Un palacio con vistas.

Pese al esplendor de Miramar, lugar en el que se produjo el primer encuentro entre Alfonso XIII y Victoria Eugenia de Battenberg, esta pareja de reyes escogió como lugar de veraneo principal la ciudad de Santander, también bañada por el Mar Cantábrico. El ayuntamiento del municipio costero quiso que la Familia Real cambiara Donosti por Santander, así que se ofreció al Rey disfrutar de idílicos estíos en la península de La Magdalena. Este lugar se encuentra en un enclave privilegiado, con vistas a la playa de El Sardinero, el arenal más importante y conocido de la capital cántabra, a la bahía de Santander, a la isla de Mouro, donde se asienta el faro, y a ese mar Cantábrico que puede estar en calma o mostrar su mal genio.

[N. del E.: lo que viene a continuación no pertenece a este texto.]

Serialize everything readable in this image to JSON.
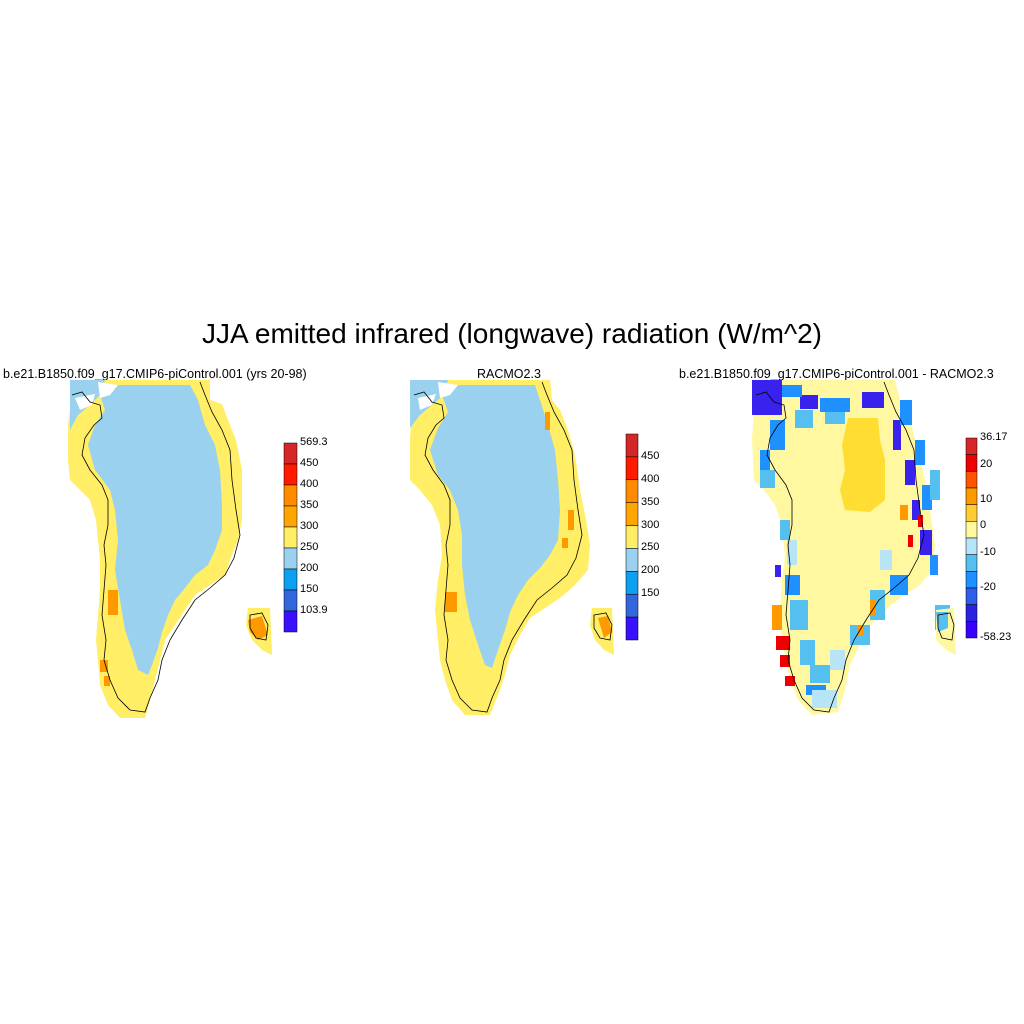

En 1908 empezó la construcción del Palacio Real de La Magdalena, encargado a los arquitectos Javier González Riancho y Gonzalo Bringas Vega. En 1912 se terminó, y tras ser decorado a gusto de la Reina Victoria Eugenia, el Monarca, su esposa e hijos se establecieron allí en el estío de 1913, pasando los meses de calor desde entonces hasta 1930, el último verano antes del advenimiento de la II República. El edificio, de estilo inglés y francés, se ubicó en la parte más alta de la península, y cuenta con el sótano, la planta baja, la planta principal, el ático y el desván. Entre las estancias destacan las zonas privadas en las que la Familia Real disfrutaba de sus momentos de intimidad, y las públicas, ya que durante el tiempo que pasaban allí, eran frecuentes las reuniones, audiencias y actos sociales.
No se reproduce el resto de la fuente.